But I think I'm now having a genuine medieval research emergency. It hinges on there being a clear difference in the early 20th-century sense of the word "published" and the contemporaneous sense of same. And I think it's worth laying out here:
The book chapter that I'm working on right now explores the relationship between devotional and professional reading in the thought of the head of the translation workshop that is the subject of my book. This is one of the places where I'm needed to beef up what I did as part of my dissertation work, when I thought I'd only write about the son of this particular translator, himself also a translator. Late-ish in the game, I realized that the question that I wanted to answer with my project required a study of the father as much as of the son. So that's a long way of saying that even though this will be my so-called dissertation book, there's a lot of totally new work going into it.
To write this chapter, I wanted to consult with all of of the prologues that the patertranslator appended to his translations, and thus began pulling every relevant edition that is held in the Bobst collection and requesting the missing ones from inter-library loan, especially if we were missing what is considered to be the authoritative edition of a given text.
One particular text, called The Improvement of Moral Qualities, has proven to be a bit of a rattlesnake. There are historical reasons for this boondoggle. The problem that I'm having is that, as I am coming to realize, most modern editions don't contain the translator's preface; the reason for this is that it is appended to only two of the extant manuscripts and so it was not included in most of the early modern printed editions. The printed Hebrew version that Bobst owns (Jerusalem, 1966) doesn't contain the translator's letter. The English translation (New York, 1902) does, and contains the following footnote:
"Appended to the manuscripts (Neubauer 1402.2, Michael 401) of the Hebrew translation of the 'Ethics.' Steinschneider published it for the first time (pp. 366, 367 of the 'Katalog der Michael'schen Bibliothek,' Hamburg, 1848); it was reprinted in the Lyck edition, 1859; cf. St. (H.U. p. 381) and H. Gross, Gallia Judaica (Paris, 1897 p. 280)."
Much to my dismay, it turns out that to say in 1902 that something was "published" means that its existence was publicized in in some kind of catalogue. It does not mean, as I assumed that it did, that the text is transcribed and edited out from one or many manuscripts in such a way that one can study the text. (In other words, it is more likely conform to definition 1 found in the OED rather than the definition 2.) The references mentioned in the Hebraeischen Uebersetzungen and Gallia Judaica are, similarly, references to the existence of the text and not the text itself.
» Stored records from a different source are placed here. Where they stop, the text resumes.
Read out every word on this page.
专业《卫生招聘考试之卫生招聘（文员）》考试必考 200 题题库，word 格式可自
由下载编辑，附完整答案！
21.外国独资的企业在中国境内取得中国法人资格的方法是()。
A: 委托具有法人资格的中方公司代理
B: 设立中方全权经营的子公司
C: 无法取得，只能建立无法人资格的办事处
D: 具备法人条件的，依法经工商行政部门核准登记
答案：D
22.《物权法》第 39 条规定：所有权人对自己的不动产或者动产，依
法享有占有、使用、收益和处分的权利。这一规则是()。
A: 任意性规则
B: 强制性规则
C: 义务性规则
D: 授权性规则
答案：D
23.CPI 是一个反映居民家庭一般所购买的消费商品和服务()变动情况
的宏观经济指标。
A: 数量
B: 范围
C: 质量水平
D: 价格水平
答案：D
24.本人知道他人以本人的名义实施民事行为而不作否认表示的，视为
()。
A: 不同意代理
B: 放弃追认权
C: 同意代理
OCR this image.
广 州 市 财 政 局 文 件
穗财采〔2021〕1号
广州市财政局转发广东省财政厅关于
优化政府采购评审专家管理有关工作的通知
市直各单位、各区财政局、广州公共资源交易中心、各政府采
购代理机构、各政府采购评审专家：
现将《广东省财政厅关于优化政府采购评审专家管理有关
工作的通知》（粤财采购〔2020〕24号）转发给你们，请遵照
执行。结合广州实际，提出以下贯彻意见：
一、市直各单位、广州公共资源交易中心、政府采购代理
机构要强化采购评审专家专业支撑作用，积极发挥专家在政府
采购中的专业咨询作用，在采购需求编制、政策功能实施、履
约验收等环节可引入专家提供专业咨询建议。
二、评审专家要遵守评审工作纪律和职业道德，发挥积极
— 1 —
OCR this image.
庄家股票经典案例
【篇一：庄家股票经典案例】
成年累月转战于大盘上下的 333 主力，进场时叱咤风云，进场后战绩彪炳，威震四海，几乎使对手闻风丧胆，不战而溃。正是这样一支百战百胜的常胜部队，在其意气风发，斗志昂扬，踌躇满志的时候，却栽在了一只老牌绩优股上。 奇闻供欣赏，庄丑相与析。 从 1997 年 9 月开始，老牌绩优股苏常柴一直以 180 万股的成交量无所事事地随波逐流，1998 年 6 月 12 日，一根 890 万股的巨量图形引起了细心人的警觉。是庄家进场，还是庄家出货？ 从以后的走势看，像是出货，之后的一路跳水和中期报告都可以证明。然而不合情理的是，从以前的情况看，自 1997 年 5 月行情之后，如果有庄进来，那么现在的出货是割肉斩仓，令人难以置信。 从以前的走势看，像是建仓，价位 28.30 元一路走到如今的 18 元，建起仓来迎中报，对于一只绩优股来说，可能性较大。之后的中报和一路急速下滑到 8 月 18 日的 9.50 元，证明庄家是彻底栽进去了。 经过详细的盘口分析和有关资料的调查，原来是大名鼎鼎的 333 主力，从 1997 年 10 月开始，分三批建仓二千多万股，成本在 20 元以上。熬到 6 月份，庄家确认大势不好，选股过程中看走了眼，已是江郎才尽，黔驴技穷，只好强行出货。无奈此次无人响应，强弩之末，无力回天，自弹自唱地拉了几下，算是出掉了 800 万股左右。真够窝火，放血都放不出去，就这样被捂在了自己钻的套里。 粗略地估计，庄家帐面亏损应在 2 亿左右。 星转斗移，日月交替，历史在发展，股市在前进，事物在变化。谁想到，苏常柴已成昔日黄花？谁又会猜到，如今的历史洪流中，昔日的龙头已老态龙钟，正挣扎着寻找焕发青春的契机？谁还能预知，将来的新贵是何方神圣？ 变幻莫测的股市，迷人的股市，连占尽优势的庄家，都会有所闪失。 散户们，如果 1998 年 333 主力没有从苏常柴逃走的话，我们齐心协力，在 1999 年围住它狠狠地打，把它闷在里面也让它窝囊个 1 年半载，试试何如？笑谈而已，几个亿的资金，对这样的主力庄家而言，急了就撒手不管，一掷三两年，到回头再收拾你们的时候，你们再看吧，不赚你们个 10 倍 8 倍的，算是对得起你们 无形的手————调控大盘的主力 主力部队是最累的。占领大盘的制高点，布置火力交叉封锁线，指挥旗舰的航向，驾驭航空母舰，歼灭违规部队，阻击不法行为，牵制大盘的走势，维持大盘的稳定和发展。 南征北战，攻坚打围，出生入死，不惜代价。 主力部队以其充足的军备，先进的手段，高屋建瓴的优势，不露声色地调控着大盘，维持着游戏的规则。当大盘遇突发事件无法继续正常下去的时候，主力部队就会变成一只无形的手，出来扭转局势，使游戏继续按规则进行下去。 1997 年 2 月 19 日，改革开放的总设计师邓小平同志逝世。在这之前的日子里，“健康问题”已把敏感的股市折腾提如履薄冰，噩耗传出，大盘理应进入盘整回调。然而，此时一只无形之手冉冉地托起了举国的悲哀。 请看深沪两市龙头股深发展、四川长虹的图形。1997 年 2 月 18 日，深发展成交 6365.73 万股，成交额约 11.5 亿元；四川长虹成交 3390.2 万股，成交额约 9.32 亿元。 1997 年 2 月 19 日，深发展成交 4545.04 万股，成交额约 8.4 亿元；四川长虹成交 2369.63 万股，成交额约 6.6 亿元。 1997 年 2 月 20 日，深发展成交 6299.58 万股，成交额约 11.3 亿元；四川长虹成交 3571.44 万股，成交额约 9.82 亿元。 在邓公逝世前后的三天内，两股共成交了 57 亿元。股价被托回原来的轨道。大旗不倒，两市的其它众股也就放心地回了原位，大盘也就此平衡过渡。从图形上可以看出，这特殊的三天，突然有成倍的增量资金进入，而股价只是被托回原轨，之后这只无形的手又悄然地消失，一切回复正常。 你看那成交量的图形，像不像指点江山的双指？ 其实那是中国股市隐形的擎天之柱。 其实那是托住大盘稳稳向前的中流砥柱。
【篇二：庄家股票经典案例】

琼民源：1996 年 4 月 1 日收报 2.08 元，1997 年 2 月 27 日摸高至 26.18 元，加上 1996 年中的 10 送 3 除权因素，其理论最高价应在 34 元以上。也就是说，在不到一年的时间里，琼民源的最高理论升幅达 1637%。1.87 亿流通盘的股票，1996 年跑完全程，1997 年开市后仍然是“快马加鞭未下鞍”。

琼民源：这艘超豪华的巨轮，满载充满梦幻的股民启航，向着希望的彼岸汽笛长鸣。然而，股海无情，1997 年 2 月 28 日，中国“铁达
Since Wise distinguished between "reprinting" and "publishing," I'm optimistic that I'll actually be able to read the original text once I get my hands on the 1859 edition. The 1807 edition, as I discovered, much to my dismay, is not just a reprint of the 1859 edition. Yale seems to own a copy of the 1859 edition, and I'm also hopeful that either the Jewish Theological Seminary (shorter train ride) or the Hebrew Union College (no train ride (literally around the corner)) may also have a copy. (Edited a bit later to add: Victory! Both JTSA and NYPL (longish walk, shortish train ride) have the book in their holdings! Now all that remains to be seen is whether the prologue is actually in the book.) I'll also spend some quality time with the Bodleian Library web site to see if the relevant MS in their collection has been or could be digitized (or, I should say, digitised). (The Michael'schen Bibliotek is a rattlesnake eating another rattlesnake, so for the moment I'm going to focus on the Bodley MS, although of course I'll look at both before doing a proper edition or even publishing the book.)
I'm still a little panicked, though.
This whole research emergency has really driven home the point that a lot of the texts that were edited in the mid-nineteenth and early twentieth centuries really, really need to be re-edited now, according to modern scientific standards. In a way, it's kind of reassuring that there's still loads of manuscript work to be done even where there are, ostensibly, editions of things. They're not typically very good and they're definitely not easily available. I do love a good puzzle. I'd just rather not have to solve it under a time crunch.
I'll get it eventually. But the truly pressing, emergency part comes from having to present this work in Tel Aviv at the end of May, and having to circulate a written paper a month beforehand. And it was my own naiveté that really provoked the emergency, assuming as I did that "published" meant "published" and not getting started earlier on getting a photograph of the manuscript from the library. So depending on the success of my edition-hunting and whether I can take the time out from working on other aspects of the project to get to the Bodleain before then, not to mention convincing some university committee that this is a Genuine Research Emergency (tm), I may have to circumlocute and leave things a little more speculative than I'd be happy with. Fortunately, it's a workshop, so everyone will know that this is work in progress and not necessarily hugely close to being publishable. But still.
At least the Bodley isn't being looted. Even if I don't get there before the workshop, it's not like I'll never have the chance to see the manuscript. Count me grateful for small favors.